Se admitimos que nos nossos modos de olhar se inscreve uma certa relação com o tempo e o espaço, então aquilo que deve ser colocado debaixo da lente é também a malha dessa mesma relação. Se as imagens não são apenas representações passivas, mas agentes activos que nos olham, assustam e interpelam, o gesto de abrir os olhos diante delas implica por isso desenvolver uma postura crítica em cujo espaço de afectação se interpelem também os modos dominantes de olhar. Assim, quando dizemos que é preciso abrir os olhos às imagens que queimam, não apontamos a um suposto dever de denúncia (“quem denuncia, isenta-se”, como lemos e ouvimos na Convocação), mas antes à necessidade de nos implicarmos na realidade processual e relacional que produz essas mesmas imagens, e que, ao fim do dia, nos intima.

Diante do medo, o enlace que nos lança o corpo ao caminho talvez seja aquele que compreende primeiro que tudo o ancoramento ao mundo comum do qual nos separámos, e não tanto a vertigem do nosso desassombro.
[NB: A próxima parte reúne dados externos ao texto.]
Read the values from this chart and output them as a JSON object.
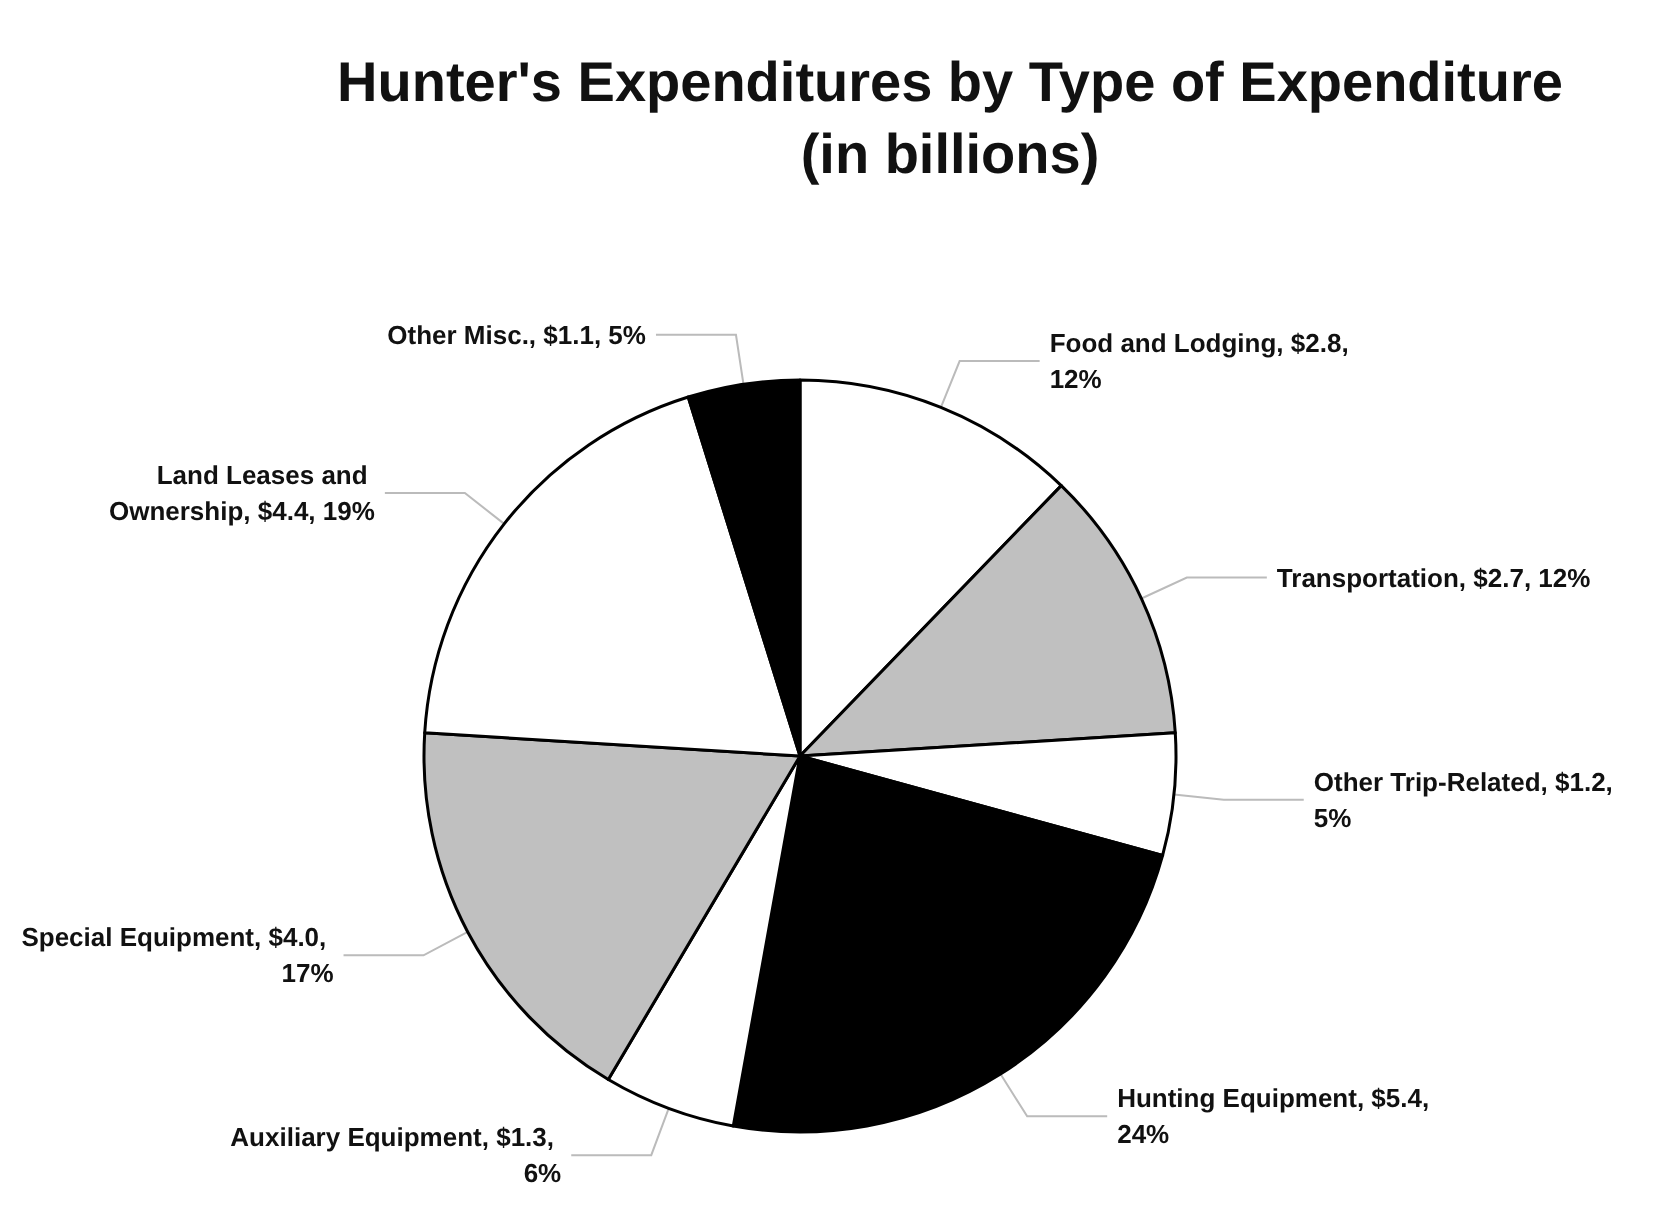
{
  "chart_data": {
    "type": "pie",
    "title": "Hunter's Expenditures by Type of Expenditure\n(in billions)",
    "categories": [
      "Food and Lodging",
      "Transportation",
      "Other Trip-Related",
      "Hunting Equipment",
      "Auxiliary Equipment",
      "Special Equipment",
      "Land Leases and Ownership",
      "Other Misc."
    ],
    "values": [
      2.8,
      2.7,
      1.2,
      5.4,
      1.3,
      4.0,
      4.4,
      1.1
    ],
    "value_labels": [
      "$2.8, 12%",
      "$2.7, 12%",
      "$1.2, 5%",
      "$5.4, 24%",
      "$1.3, 6%",
      "$4.0, 17%",
      "$4.4, 19%",
      "$1.1, 5%"
    ],
    "colors": [
      "#ffffff",
      "#c0c0c0",
      "#ffffff",
      "#000000",
      "#ffffff",
      "#c0c0c0",
      "#ffffff",
      "#000000"
    ],
    "legend": false
  }
}
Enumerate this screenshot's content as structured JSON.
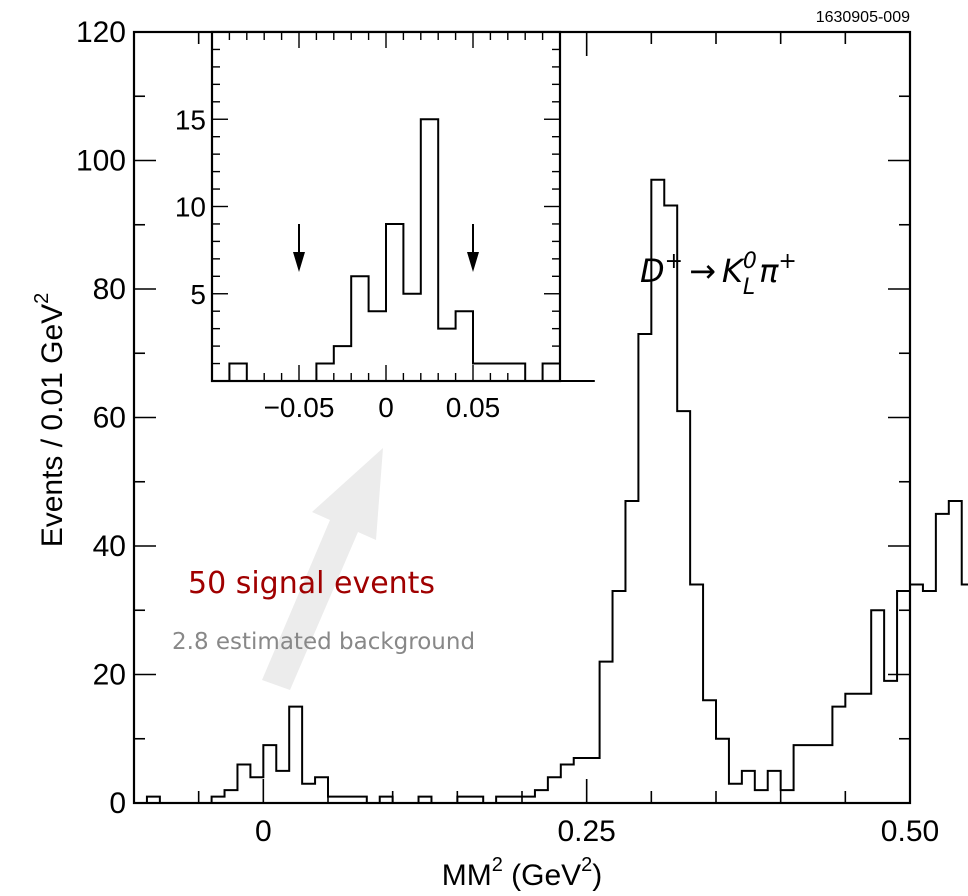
{
  "figure_id": "1630905-009",
  "chart_data": [
    {
      "type": "histogram",
      "xlabel": {
        "base": "MM",
        "sup": "2",
        "unit_open": " (GeV",
        "unit_sup": "2",
        "unit_close": ")"
      },
      "ylabel": {
        "text": "Events / 0.01 GeV",
        "sup": "2"
      },
      "xlim": [
        -0.1,
        0.5
      ],
      "ylim": [
        0,
        120
      ],
      "x_ticks": [
        {
          "value": 0,
          "label": "0"
        },
        {
          "value": 0.25,
          "label": "0.25"
        },
        {
          "value": 0.5,
          "label": "0.50"
        }
      ],
      "y_ticks": [
        {
          "value": 0,
          "label": "0"
        },
        {
          "value": 20,
          "label": "20"
        },
        {
          "value": 40,
          "label": "40"
        },
        {
          "value": 60,
          "label": "60"
        },
        {
          "value": 80,
          "label": "80"
        },
        {
          "value": 100,
          "label": "100"
        },
        {
          "value": 120,
          "label": "120"
        }
      ],
      "bin_width": 0.01,
      "bin_start": -0.1,
      "counts": [
        0,
        1,
        0,
        0,
        0,
        0,
        1,
        2,
        6,
        4,
        9,
        5,
        15,
        3,
        4,
        1,
        1,
        1,
        0,
        1,
        0,
        0,
        1,
        0,
        0,
        1,
        1,
        0,
        1,
        1,
        1,
        2,
        4,
        6,
        7,
        7,
        22,
        33,
        47,
        73,
        97,
        93,
        61,
        34,
        16,
        10,
        3,
        5,
        2,
        5,
        2,
        9,
        9,
        9,
        15,
        17,
        17,
        30,
        19,
        33,
        34,
        33,
        45,
        47,
        34
      ],
      "annotations": {
        "decay": {
          "particle": "D",
          "particle_sup": "+",
          "arrow": "→",
          "kaon": "K",
          "kaon_sub": "L",
          "kaon_sup": "0",
          "pion": "π",
          "pion_sup": "+"
        },
        "signal": {
          "text": "50 signal events",
          "color": "#a00000"
        },
        "background": {
          "text": "2.8 estimated background",
          "color": "#888888"
        }
      }
    },
    {
      "type": "histogram",
      "name": "inset",
      "xlim": [
        -0.1,
        0.1
      ],
      "ylim": [
        0,
        20
      ],
      "x_ticks": [
        {
          "value": -0.05,
          "label": "−0.05"
        },
        {
          "value": 0,
          "label": "0"
        },
        {
          "value": 0.05,
          "label": "0.05"
        }
      ],
      "y_ticks": [
        {
          "value": 5,
          "label": "5"
        },
        {
          "value": 10,
          "label": "10"
        },
        {
          "value": 15,
          "label": "15"
        }
      ],
      "bin_width": 0.01,
      "bin_start": -0.1,
      "counts": [
        0,
        1,
        0,
        0,
        0,
        0,
        1,
        2,
        6,
        4,
        9,
        5,
        15,
        3,
        4,
        1,
        1,
        1,
        0,
        1,
        0,
        0
      ],
      "cut_markers": [
        -0.05,
        0.05
      ]
    }
  ],
  "colors": {
    "axis": "#000000",
    "arrow_fill": "#ececec"
  }
}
Queimar as mãos funcionaria assim como um gesto de implodir com a condição fixada de quem olha e que, numa espécie de carreira de tiro, dispara uma atenção redentora, caridosa ou revoltada para as imagens e representações desse mundo. É firmar o compromisso medular com aquilo que nos rodeia, com as chapas de zinco trituradas na boca de um bulldozer, e com tudo o que nos cai dos bolsos. Tudo o que era da gente antes da gente se atomizar em pedacinhos.